Reputation: 165
I am trying to do custom aggregation on a structured streaming with event time windowing.
First I have tried to use #Aggregator interface (typed-UDAF) with the .agg function, something like :
val aggregatedDataset = streamDataset
.select($"id",$"time", $"eventType", $"eventValue"))
.groupBy(window($"time", "1 hour"), $"id").agg(CustomAggregator("time","eventType","eventValue").toColumn.as("aggregation"))
Yet this aggregation (in reduce function) is only working on the new input element, not the whole group
So I am trying to use the GroupState function (mapGroupsWithState, flapMapGroupWithState), or even just mapGroups function (without the state) to perform my aggregation
But my groupBy operation returns RelationalGroupedDataset and I need a KeyValueGroupedDataset to use map functions. groupByKey does not work with windowing.

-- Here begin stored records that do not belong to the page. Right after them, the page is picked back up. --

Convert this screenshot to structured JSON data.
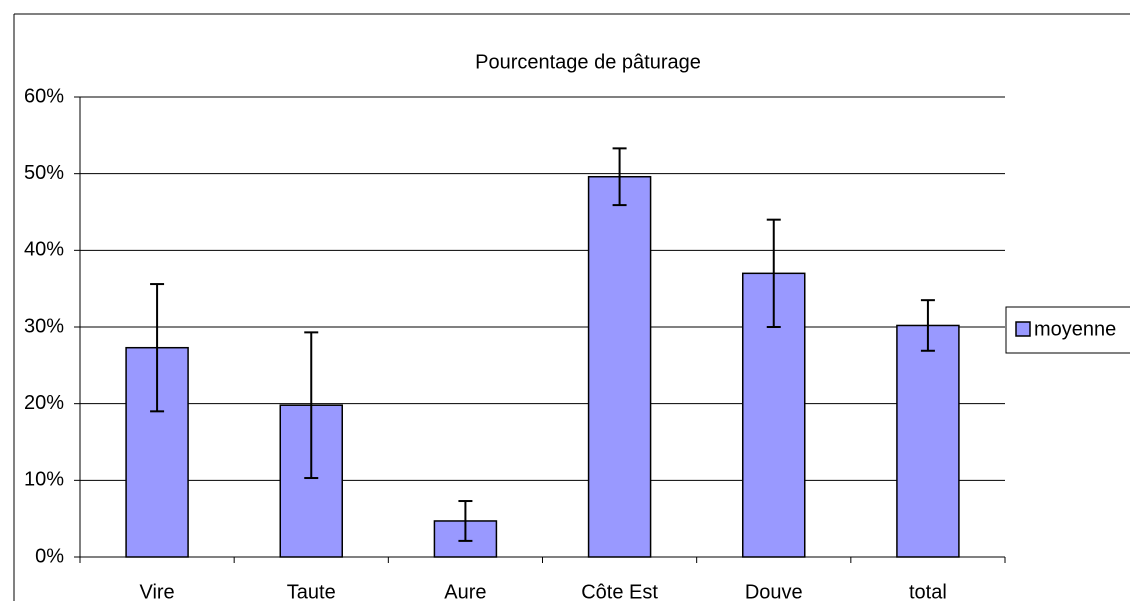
{
  "chart_data": {
    "type": "bar",
    "title": "Pourcentage de pâturage",
    "categories": [
      "Vire",
      "Taute",
      "Aure",
      "Côte Est",
      "Douve",
      "total"
    ],
    "series": [
      {
        "name": "moyenne",
        "color": "#9999ff",
        "values": [
          27.3,
          19.8,
          4.7,
          49.6,
          37.0,
          30.2
        ],
        "errors": [
          8.3,
          9.5,
          2.6,
          3.7,
          7.0,
          3.3
        ]
      }
    ],
    "ylim": [
      0,
      60
    ],
    "yticks": [
      {
        "value": 0,
        "label": "0%"
      },
      {
        "value": 10,
        "label": "10%"
      },
      {
        "value": 20,
        "label": "20%"
      },
      {
        "value": 30,
        "label": "30%"
      },
      {
        "value": 40,
        "label": "40%"
      },
      {
        "value": 50,
        "label": "50%"
      },
      {
        "value": 60,
        "label": "60%"
      }
    ],
    "grid": true,
    "legend": "right"
  }
}
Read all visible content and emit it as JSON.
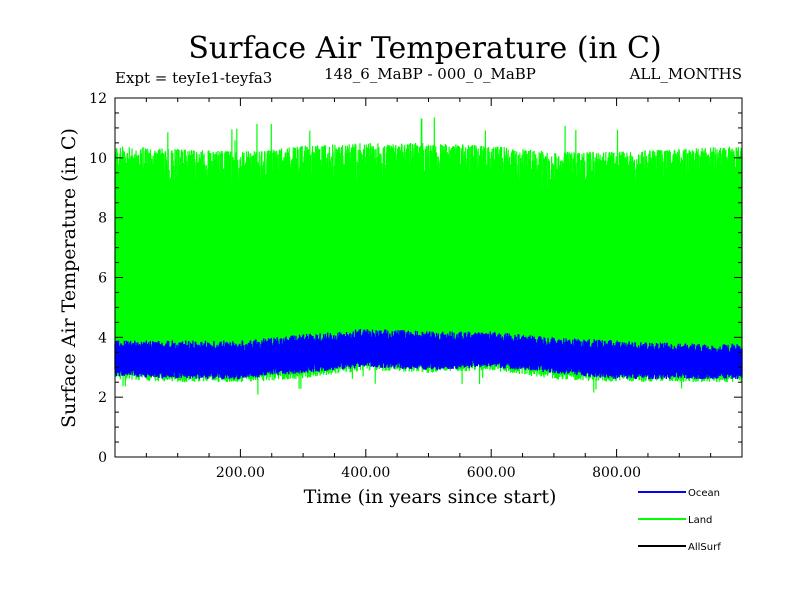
{
  "chart_data": {
    "type": "line",
    "title": "Surface Air Temperature (in C)",
    "experiment": "Expt = teyIe1-teyfa3",
    "comparison": "148_6_MaBP - 000_0_MaBP",
    "months": "ALL_MONTHS",
    "xlabel": "Time (in years since start)",
    "ylabel": "Surface Air Temperature (in C)",
    "xlim": [
      0,
      1000
    ],
    "ylim": [
      0,
      12
    ],
    "x_ticks": [
      200,
      400,
      600,
      800
    ],
    "x_tick_labels": [
      "200.00",
      "400.00",
      "600.00",
      "800.00"
    ],
    "y_ticks": [
      0,
      2,
      4,
      6,
      8,
      10,
      12
    ],
    "y_tick_labels": [
      "0",
      "2",
      "4",
      "6",
      "8",
      "10",
      "12"
    ],
    "series": [
      {
        "name": "Land",
        "color": "#00ff00",
        "description": "annual values oscillating between seasonal minimum and maximum",
        "x": [
          0,
          100,
          200,
          300,
          400,
          500,
          600,
          700,
          800,
          900,
          1000
        ],
        "min": [
          2.6,
          2.5,
          2.5,
          2.6,
          2.9,
          2.8,
          2.9,
          2.6,
          2.5,
          2.5,
          2.5
        ],
        "max": [
          10.4,
          10.3,
          10.2,
          10.4,
          10.5,
          10.5,
          10.4,
          10.2,
          10.2,
          10.3,
          10.4
        ],
        "mean": 6.8
      },
      {
        "name": "Ocean",
        "color": "#0000ff",
        "description": "annual values oscillating between seasonal minimum and maximum",
        "x": [
          0,
          100,
          200,
          300,
          400,
          500,
          600,
          700,
          800,
          900,
          1000
        ],
        "min": [
          2.7,
          2.6,
          2.6,
          2.8,
          3.0,
          2.9,
          3.0,
          2.8,
          2.6,
          2.6,
          2.6
        ],
        "max": [
          3.9,
          3.9,
          3.9,
          4.1,
          4.3,
          4.2,
          4.2,
          4.0,
          3.9,
          3.8,
          3.8
        ],
        "mean": 3.3
      },
      {
        "name": "AllSurf",
        "color": "#000000",
        "description": "hidden behind other series",
        "x": [],
        "min": [],
        "max": []
      }
    ],
    "legend": [
      "Ocean",
      "Land",
      "AllSurf"
    ],
    "legend_position": "bottom-right"
  }
}
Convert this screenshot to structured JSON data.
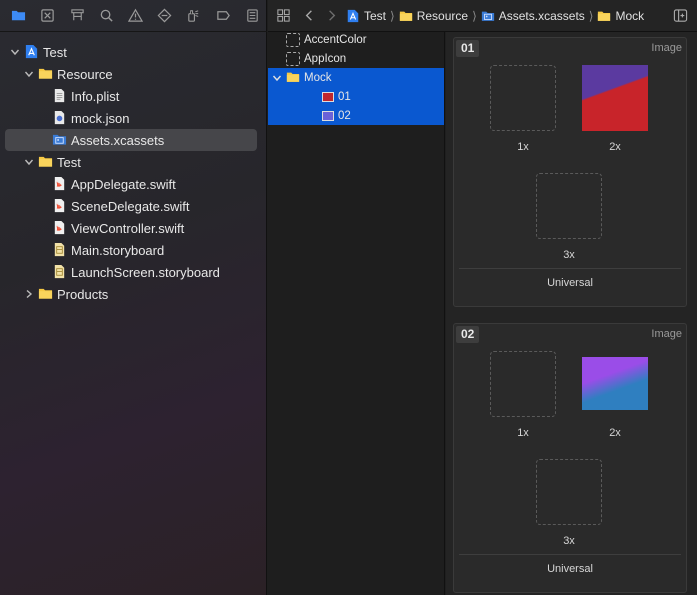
{
  "navigator": {
    "toolbar_icons": [
      "folder-icon",
      "source-control-icon",
      "hierarchy-icon",
      "search-icon",
      "issue-warning-icon",
      "test-diamond-icon",
      "debug-spray-icon",
      "breakpoint-icon",
      "report-icon"
    ],
    "accent": "#3d8bf5",
    "tree": [
      {
        "label": "Test",
        "level": 0,
        "kind": "project",
        "disclosure": "open"
      },
      {
        "label": "Resource",
        "level": 1,
        "kind": "folder",
        "disclosure": "open"
      },
      {
        "label": "Info.plist",
        "level": 2,
        "kind": "plist"
      },
      {
        "label": "mock.json",
        "level": 2,
        "kind": "json"
      },
      {
        "label": "Assets.xcassets",
        "level": 2,
        "kind": "assets",
        "selected": true
      },
      {
        "label": "Test",
        "level": 1,
        "kind": "folder",
        "disclosure": "open"
      },
      {
        "label": "AppDelegate.swift",
        "level": 2,
        "kind": "swift"
      },
      {
        "label": "SceneDelegate.swift",
        "level": 2,
        "kind": "swift"
      },
      {
        "label": "ViewController.swift",
        "level": 2,
        "kind": "swift"
      },
      {
        "label": "Main.storyboard",
        "level": 2,
        "kind": "storyboard"
      },
      {
        "label": "LaunchScreen.storyboard",
        "level": 2,
        "kind": "storyboard"
      },
      {
        "label": "Products",
        "level": 1,
        "kind": "folder",
        "disclosure": "closed"
      }
    ]
  },
  "jumpbar": {
    "crumbs": [
      {
        "label": "Test",
        "kind": "project"
      },
      {
        "label": "Resource",
        "kind": "folder"
      },
      {
        "label": "Assets.xcassets",
        "kind": "assets"
      },
      {
        "label": "Mock",
        "kind": "folder"
      }
    ]
  },
  "asset_list": [
    {
      "label": "AccentColor",
      "kind": "color",
      "level": 0
    },
    {
      "label": "AppIcon",
      "kind": "appicon",
      "level": 0
    },
    {
      "label": "Mock",
      "kind": "folder",
      "level": 0,
      "disclosure": "open",
      "selected": true
    },
    {
      "label": "01",
      "kind": "image",
      "level": 1,
      "selected": true,
      "swatch": "#c0272d"
    },
    {
      "label": "02",
      "kind": "image",
      "level": 1,
      "selected": true,
      "swatch": "#6a62d8"
    }
  ],
  "image_sets": [
    {
      "name": "01",
      "type": "Image",
      "slots": [
        {
          "label": "1x",
          "filled": false
        },
        {
          "label": "2x",
          "filled": true,
          "colors": [
            "#5b3aa0",
            "#c8242a"
          ]
        },
        {
          "label": "3x",
          "filled": false
        }
      ],
      "footer": "Universal"
    },
    {
      "name": "02",
      "type": "Image",
      "slots": [
        {
          "label": "1x",
          "filled": false
        },
        {
          "label": "2x",
          "filled": true,
          "colors": [
            "#9a4de8",
            "#2f7fc0"
          ]
        },
        {
          "label": "3x",
          "filled": false
        }
      ],
      "footer": "Universal"
    }
  ]
}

How can I manage to do a custom aggregation with the structured streaming and timed event?
Thanks!
Upvotes: 2
Views: 1280
Reputation: 6095
GroupState function(s) - mapGroupsWithState
, flapMapGroupWithState
, or mapGroups
(without the state) are used to perform an aggregation only when we need to operate in Update
output mode.
But if we are using Complete
output mode then we do not need GroupState functions.
So, if you change the output mode of aggregatedDataset
query to Complete
, then it will work as expected.
I hope it helps!
Upvotes: 1